What does your place do? Or what would you suggest we try to make night shift more appealing? (It's tough for some, I know; I personally HATE nights but always worked my share.)

This is an OLD thread! Cool! :D

Where I work, evenings (3-11) get $1.25 an hour and nights (11-7) get $3.00 an hour. As a 12 hour night nurse, I can't complain. :)

Ted

I get an extra 10% for 11p-7a and 5% extra for every weekend I work...

Where I just started, weekday evenings is $3.00, nights $4.88. Weekends are almost double the weekday differentials. I can't for the life of me remember what weekend day differential is..something like $2.30 or so.

Silly question from a student ...

Those of you who indicated that your shift differential is a percentage (5%, 10%, etc.) -- do I understand that correctly to mean that your differential is a % of your hourly rate? So that as time goes by, and presumably you receive increases, your differential also increases if you continue to work nights?

Just curious ... :)

Yes, that's what it means where I am!

3.00/hr shift diff for nocs, plus an additional 4.50/hr for the weekend (Fri, Sat, AND Sun)... I sign up for alot of extra weekend shifts...

My body misses working days. I prefer evenings, but have kids in activities. Took a pay cut to come to my current job, so I needed the shift diff, to help make the cut more tolerable.

I don't think I will EVER go back to days.... I don't have to deal with all that miscellaneous crap when the bosses are around.

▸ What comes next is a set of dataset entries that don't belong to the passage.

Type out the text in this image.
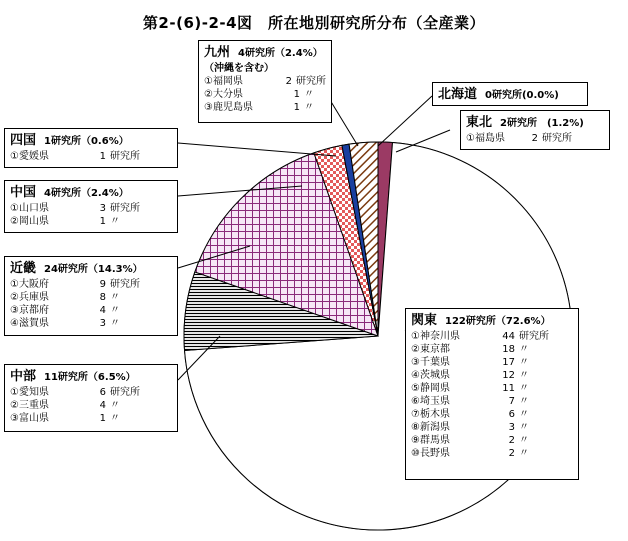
第2-(6)-2-4図　所在地別研究所分布（全産業）
九州 4研究所（2.4%）
（沖縄を含む）
①福岡県	2 研究所
②大分県	1 〃
③鹿児島県	1 〃
北海道 0研究所(0.0%)
東北 2研究所　(1.2%)
①福島県	2 研究所
四国 1研究所（0.6%）
①愛媛県	1 研究所
中国 4研究所（2.4%）
①山口県	3 研究所
②岡山県	1 〃
近畿 24研究所（14.3%）
①大阪府	9 研究所
②兵庫県	8 〃
③京都府	4 〃
④滋賀県	3 〃
中部 11研究所（6.5%）
①愛知県	6 研究所
②三重県	4 〃
③富山県	1 〃
関東 122研究所（72.6%）
①神奈川県	44 研究所
②東京都	18 〃
③千葉県	17 〃
④茨城県	12 〃
⑤静岡県	11 〃
⑥埼玉県	7 〃
⑦栃木県	6 〃
⑧新潟県	3 〃
⑨群馬県	2 〃
⑩長野県	2 〃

There is a $2.70 eves/nocs differential in my facility. I am a new grad, and with that, I make $19.10/hour, which is about average around here. I don't think I could support myself if I worked days! I'm just now getting enough money saved up to start looking at moving out to my own apartment! :rolleyes: ;)

Wow where are u located?

Before our hospital joined another company we were paid $4 7p-7am. Now that someone else has kind of taken over we get 15% of our base pay which I took a pay cut by now only receiving $3.30 an hour. If I only received 0.75 cents an hour more working nights I would have switched over to days a longggg time ago. The only reason I haven't switched over yet is because we still need the extra $$. DH had to get a job (he was a stay at home dad) a couple months ago becuase on top of the pay cut our insurance went up and we just can't keep up anymore. it stinks..

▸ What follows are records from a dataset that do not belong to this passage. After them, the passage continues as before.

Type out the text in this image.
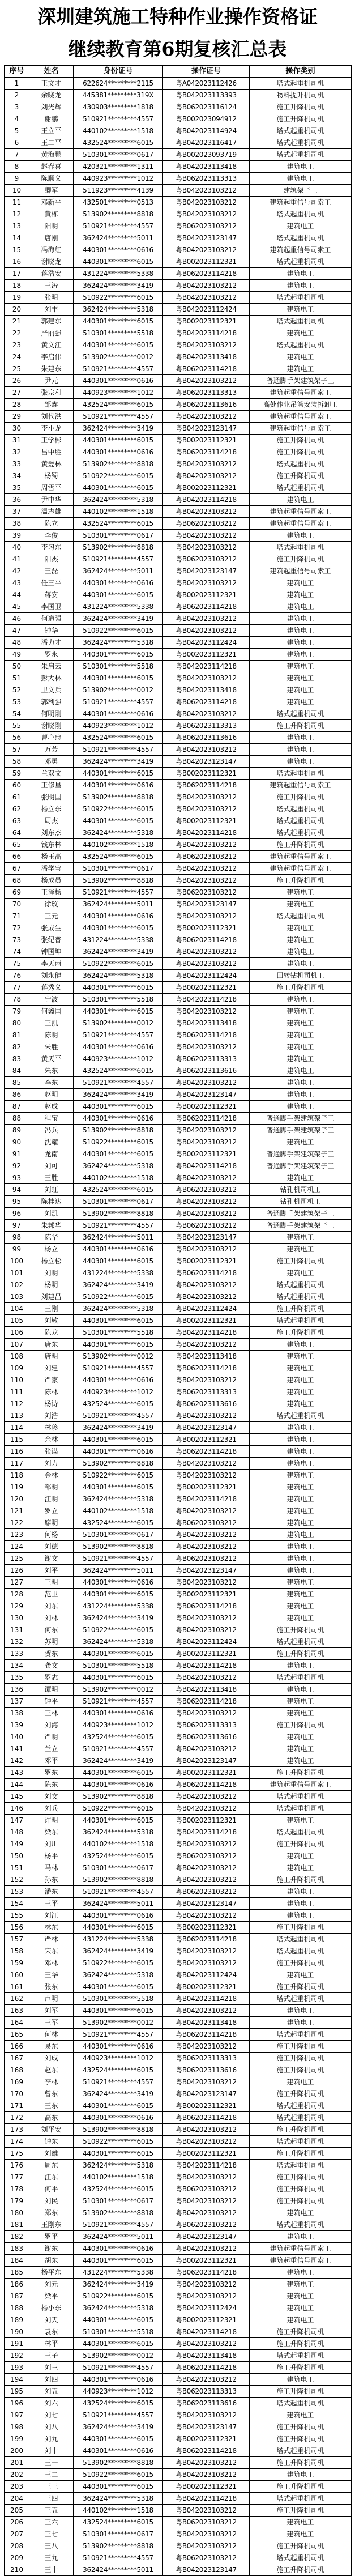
深圳建筑施工特种作业操作资格证
继续教育第6期复核汇总表
序号	姓名	身份证号	操作证号	操作类别
1	王文才	622624*********2115	粤A042023112426	塔式起重机司机
2	余晓龙	445381*********319X	粤B042023113393	物料提升机司机
3	刘光辉	430903*********1818	粤B062023116124	施工升降机司机
4	谢鹏	510921*********4557	粤B002023094912	施工升降机司机
5	王立平	440102*********1518	粤B042023114924	塔式起重机司机
6	王二平	432524*********6015	粤B042023116417	塔式起重机司机
7	黄海鹏	510301*********0617	粤B002023093719	塔式起重机司机
8	赵春喜	420321*********1311	粤B042023113418	建筑电工
9	陈顺义	440923*********1012	粤B062023113313	建筑电工
10	卿军	511923*********4139	粤B042023103212	建筑架子工
11	邓新平	432501*********0513	粤B042023103212	建筑起重信号司索工
12	黄栋	513902*********8818	粤B042023103212	塔式起重机司机
13	阳明	510921*********4557	粤B062023103212	建筑电工
14	唐刚	362424*********5011	粤B042023123147	塔式起重机司机
15	冯海红	440301*********0616	粤B042023103212	建筑起重信号司索工
16	谢晓龙	440301*********6015	粤B002023112321	塔式起重机司机
17	蒋浩安	431224*********5338	粤B062023114218	建筑电工
18	王涛	362424*********3419	粤B042023103212	建筑电工
19	张明	510922*********6015	粤B042023103212	塔式起重机司机
20	刘丰	362424*********5318	粤B042023112424	建筑电工
21	郭建东	440301*********6015	粤B002023112321	塔式起重机司机
22	严丽强	510301*********5518	粤B042023114218	建筑电工
23	黄文江	440301*********6015	粤B042023103212	塔式起重机司机
24	李启伟	513902*********0012	粤B042023113418	建筑电工
25	朱建东	510921*********4557	粤B062023114218	建筑电工
26	尹元	440301*********0616	粤B042023103212	普通脚手架建筑架子工
27	张宗利	440923*********1012	粤B062023113313	建筑起重信号司索工
28	邹鑫	432524*********6015	粤B062023113616	高处作业吊篮安装拆卸工
29	刘代洪	510921*********4557	粤B042023103212	建筑起重信号司索工
30	李小龙	362424*********3419	粤B042023123147	建筑起重信号司索工
31	王学彬	440301*********6015	粤B002023112321	施工升降机司机
32	吕中胜	440301*********0616	粤B062023114218	施工升降机司机
33	黄爱林	513902*********8818	粤B042023103212	塔式起重机司机
34	杨蜀	510922*********6015	粤B042023103212	施工升降机司机
35	周雪平	440301*********6015	粤B002023112321	塔式起重机司机
36	尹中华	362424*********5318	粤B042023114218	建筑电工
37	温志雄	440102*********1518	粤B042023103212	建筑起重信号司索工
38	陈立	432524*********6015	粤B062023103212	建筑起重信号司索工
39	李俊	510301*********0617	粤B042023103212	建筑电工
40	李习东	513902*********8818	粤B042023103212	塔式起重机司机
41	阳杰	510921*********4557	粤B062023103212	施工升降机司机
42	王磊	362424*********5011	粤B042023123147	建筑起重信号司索工
43	任三平	440301*********0616	粤B042023103212	建筑电工
44	蒋安	440301*********6015	粤B002023112321	建筑电工
45	李国卫	431224*********5338	粤B062023114218	建筑电工
46	何道强	362424*********3419	粤B042023103212	建筑电工
47	钟华	510922*********6015	粤B042023103212	建筑电工
48	潘力才	362424*********5318	粤B042023112424	建筑电工
49	罗永	440301*********6015	粤B002023112321	建筑电工
50	朱启云	510301*********5518	粤B042023114218	建筑电工
51	彭大林	440301*********6015	粤B042023103212	建筑电工
52	卫文兵	513902*********0012	粤B042023113418	建筑电工
53	郭利强	510921*********4557	粤B062023114218	建筑电工
54	何明刚	440301*********0616	粤B042023103212	塔式起重机司机
55	谢晓刚	440923*********1012	粤B062023113313	施工升降机司机
56	曹心忠	432524*********6015	粤B062023113616	建筑电工
57	万芳	510921*********4557	粤B042023103212	建筑电工
58	邓勇	362424*********3419	粤B042023123147	建筑电工
59	兰双文	440301*********6015	粤B002023112321	塔式起重机司机
60	王修星	440301*********0616	粤B062023114218	建筑起重信号司索工
61	张明国	513902*********8818	粤B042023103212	施工升降机司机
62	杨立东	510922*********6015	粤B042023103212	塔式起重机司机
63	周杰	440301*********6015	粤B002023112321	塔式起重机司机
64	刘东杰	362424*********5318	粤B042023114218	塔式起重机司机
65	钱东林	440102*********1518	粤B042023103212	施工升降机司机
66	杨玉高	432524*********6015	粤B062023103212	建筑起重信号司索工
67	潘学宝	510301*********0617	粤B042023103212	建筑起重信号司索工
68	杨成员	513902*********8818	粤B042023103212	施工升降机司机
69	王泽杨	510921*********4557	粤B062023103212	建筑电工
70	徐玟	362424*********5011	粤B042023123147	建筑电工
71	王元	440301*********0616	粤B042023103212	塔式起重机司机
72	张成生	440301*********6015	粤B002023112321	建筑电工
73	张纪普	431224*********5338	粤B062023114218	建筑电工
74	钟国坤	362424*********3419	粤B042023103212	建筑电工
75	李天雨	510922*********6015	粤B042023103212	建筑电工
76	刘永健	362424*********5318	粤B042023112424	回转钻机司机工
77	蒋秀义	440301*********6015	粤B002023112321	施工升降机司机
78	宁波	510301*********5518	粤B042023114218	建筑电工
79	何鑫国	440301*********6015	粤B042023103212	建筑电工
80	王凯	513902*********0012	粤B042023113418	建筑电工
81	陈明	510921*********4557	粤B062023114218	建筑电工
82	朱胜	440301*********0616	粤B042023103212	建筑电工
83	黄天平	440923*********1012	粤B062023113313	建筑电工
84	朱东	432524*********6015	粤B062023113616	建筑电工
85	李东	510921*********4557	粤B042023103212	建筑电工
86	赵明	362424*********3419	粤B042023123147	建筑电工
87	赵成	440301*********6015	粤B002023112321	建筑电工
88	程宝	440301*********0616	粤B062023114218	普通脚手架建筑架子工
89	冯兵	513902*********8818	粤B042023103212	普通脚手架建筑架子工
90	沈耀	510922*********6015	粤B042023103212	建筑电工
91	龙南	440301*********6015	粤B002023112321	普通脚手架建筑架子工
92	刘可	362424*********5318	粤B042023114218	普通脚手架建筑架子工
93	王胜	440102*********1518	粤B042023103212	建筑电工
94	刘虹	432524*********6015	粤B062023103212	钻孔机司机工
95	陈桂达	510301*********0617	粤B042023103212	钻孔机司机工
96	刘凯	513902*********8818	粤B042023103212	普通脚手架建筑架子工
97	朱邦华	510921*********4557	粤B062023103212	普通脚手架建筑架子工
98	陈华	362424*********5011	粤B042023123147	建筑电工
99	杨立	440301*********0616	粤B042023103212	建筑电工
100	杨立松	440301*********6015	粤B002023112321	施工升降机司机
101	刘明	431224*********5338	粤B062023114218	建筑电工
102	杨明	362424*********3419	粤B042023103212	塔式起重机司机
103	刘建昌	510922*********6015	粤B042023103212	塔式起重机司机
104	王刚	362424*********5318	粤B042023112424	施工升降机司机
105	刘敏	440301*********6015	粤B002023112321	塔式起重机司机
106	陈龙	510301*********5518	粤B042023114218	施工升降机司机
107	唐东	440301*********6015	粤B042023103212	建筑电工
108	唐明	513902*********0012	粤B042023113418	建筑电工
109	刘建	510921*********4557	粤B062023114218	建筑电工
110	严家	440301*********0616	粤B042023103212	建筑电工
111	陈林	440923*********1012	粤B062023113313	建筑电工
112	杨诗	432524*********6015	粤B062023113616	建筑电工
113	刘浩	510921*********4557	粤B042023103212	塔式起重机司机
114	林珍	362424*********3419	粤B042023123147	建筑电工
115	余林	440301*********6015	粤B002023112321	建筑电工
116	张谋	440301*********0616	粤B062023114218	建筑电工
117	刘力	513902*********8818	粤B042023103212	建筑电工
118	金林	510922*********6015	粤B042023103212	建筑电工
119	邹明	440301*********6015	粤B002023112321	建筑电工
120	江明	362424*********5318	粤B042023114218	建筑电工
121	罗立	440102*********1518	粤B042023103212	建筑电工
122	廖明	432524*********6015	粤B062023103212	建筑电工
123	何杨	510301*********0617	粤B042023103212	建筑电工
124	刘德	513902*********8818	粤B042023103212	建筑电工
125	谢文	510921*********4557	粤B062023103212	建筑电工
126	刘平	362424*********5011	粤B042023123147	建筑电工
127	王明	440301*********0616	粤B042023103212	建筑电工
128	范卫	440301*********6015	粤B002023112321	建筑电工
129	刘东	431224*********5338	粤B062023114218	建筑电工
130	刘林	362424*********3419	粤B042023103212	建筑电工
131	何东	510922*********6015	粤B042023103212	施工升降机司机
132	苏明	362424*********5318	粤B042023112424	塔式起重机司机
133	贺东	440301*********6015	粤B002023112321	施工升降机司机
134	龚文	510301*********5518	粤B042023114218	建筑电工
135	罗志	440301*********6015	粤B042023103212	塔式起重机司机
136	谭明	513902*********0012	粤B042023113418	建筑电工
137	钟平	510921*********4557	粤B062023114218	建筑电工
138	王林	440301*********0616	粤B042023103212	建筑电工
139	刘海	440923*********1012	粤B062023113313	施工升降机司机
140	严明	432524*********6015	粤B062023113616	建筑电工
141	兰立	510921*********4557	粤B042023103212	建筑电工
142	邓平	362424*********3419	粤B042023123147	建筑电工
143	罗东	440301*********6015	粤B002023112321	施工升降机司机
144	陈东	440301*********0616	粤B062023114218	建筑起重信号司索工
145	刘文	513902*********8818	粤B042023103212	塔式起重机司机
146	刘兵	510922*********6015	粤B042023103212	塔式起重机司机
147	许明	440301*********6015	粤B002023112321	建筑电工
148	梁东	362424*********5318	粤B042023114218	塔式起重机司机
149	刘川	440102*********1518	粤B042023103212	施工升降机司机
150	杨平	432524*********6015	粤B062023103212	建筑电工
151	马林	510301*********0617	粤B042023103212	建筑电工
152	孙东	513902*********8818	粤B042023103212	施工升降机司机
153	潘东	510921*********4557	粤B062023103212	建筑电工
154	王平	362424*********5011	粤B042023123147	建筑电工
155	刘江	440301*********0616	粤B042023103212	建筑电工
156	林东	440301*********6015	粤B002023112321	施工升降机司机
157	严林	431224*********5338	粤B062023114218	塔式起重机司机
158	宋东	362424*********3419	粤B042023103212	塔式起重机司机
159	邓林	510922*********6015	粤B042023103212	施工升降机司机
160	王华	362424*********5318	粤B042023112424	建筑电工
161	张东	440301*********6015	粤B002023112321	施工升降机司机
162	卢明	510301*********5518	粤B042023114218	塔式起重机司机
163	刘军	440301*********6015	粤B042023103212	建筑电工
164	王军	513902*********0012	粤B042023113418	建筑电工
165	何林	510921*********4557	粤B062023114218	塔式起重机司机
166	易东	440301*********0616	粤B042023103212	施工升降机司机
167	刘成	440923*********1012	粤B062023113313	施工升降机司机
168	赵东	432524*********6015	粤B062023113616	施工升降机司机
169	李林	510921*********4557	粤B042023103212	建筑电工
170	曾东	362424*********3419	粤B042023123147	施工升降机司机
171	王东	440301*********6015	粤B002023112321	塔式起重机司机
172	高东	440301*********0616	粤B062023114218	塔式起重机司机
173	刘平安	513902*********8818	粤B042023103212	施工升降机司机
174	钟东	510922*********6015	粤B042023103212	塔式起重机司机
175	刘雄	440301*********6015	粤B002023112321	施工升降机司机
176	周东	362424*********5318	粤B042023114218	塔式起重机司机
177	汪东	440102*********1518	粤B042023103212	施工升降机司机
178	何平	432524*********6015	粤B062023103212	施工升降机司机
179	刘民	510301*********0617	粤B042023103212	施工升降机司机
180	郑东	513902*********8818	粤B042023103212	建筑电工
181	王刚东	510921*********4557	粤B062023103212	塔式起重机司机
182	罗平	362424*********5011	粤B042023123147	建筑电工
183	谢东	440301*********0616	粤B042023103212	建筑起重信号司索工
184	胡东	440301*********6015	粤B002023112321	建筑起重信号司索工
185	杨平东	431224*********5338	粤B062023114218	建筑电工
186	刘元	362424*********3419	粤B042023103212	建筑电工
187	梁平	510922*********6015	粤B042023103212	建筑电工
188	杨小东	362424*********5318	粤B042023112424	建筑电工
189	刘天	440301*********6015	粤B002023112321	建筑电工
190	袁东	510301*********5518	粤B042023114218	施工升降机司机
191	林平	440301*********6015	粤B042023103212	施工升降机司机
192	王子	513902*********0012	粤B042023113418	塔式起重机司机
193	刘三	510921*********4557	粤B062023114218	施工升降机司机
194	刘四	440301*********0616	粤B042023103212	建筑电工
195	刘五	440923*********1012	粤B062023113313	施工升降机司机
196	刘六	432524*********6015	粤B062023113616	塔式起重机司机
197	刘七	510921*********4557	粤B042023103212	建筑电工
198	刘八	362424*********3419	粤B042023123147	施工升降机司机
199	刘九	440301*********6015	粤B002023112321	施工升降机司机
200	刘十	440301*********0616	粤B062023114218	塔式起重机司机
201	王一	513902*********8818	粤B042023103212	施工升降机司机
202	王二	510922*********6015	粤B042023103212	建筑电工
203	王三	440301*********6015	粤B002023112321	施工升降机司机
204	王四	362424*********5318	粤B042023114218	塔式起重机司机
205	王五	440102*********1518	粤B042023103212	施工升降机司机
206	王六	432524*********6015	粤B062023103212	建筑电工
207	王七	510301*********0617	粤B042023103212	建筑电工
208	王八	513902*********8818	粤B042023103212	施工升降机司机
209	王九	510921*********4557	粤B062023103212	塔式起重机司机
210	王十	362424*********5011	粤B042023123147	施工升降机司机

Silly question from a student ...

Those of you who indicated that your shift differential is a percentage (5%, 10%, etc.) -- do I understand that correctly to mean that your differential is a % of your hourly rate? So that as time goes by, and presumably you receive increases, your differential also increases if you continue to work nights?

Just curious ... :)

presumably I would think this is how it works. the whole increase doesn't happen too often in my dept in my hospital though. We've gotten 2 raises and I've been there 3 years now. The second raise they gave us as a courtesy (I firmly believe for many reasons) b/c a lot of us were going to take paycuts with the decreased SD in the next month.

No night differential or holiday pay if working on a holiday for RN's, yet our LPN coworkers get time and a half for holidays.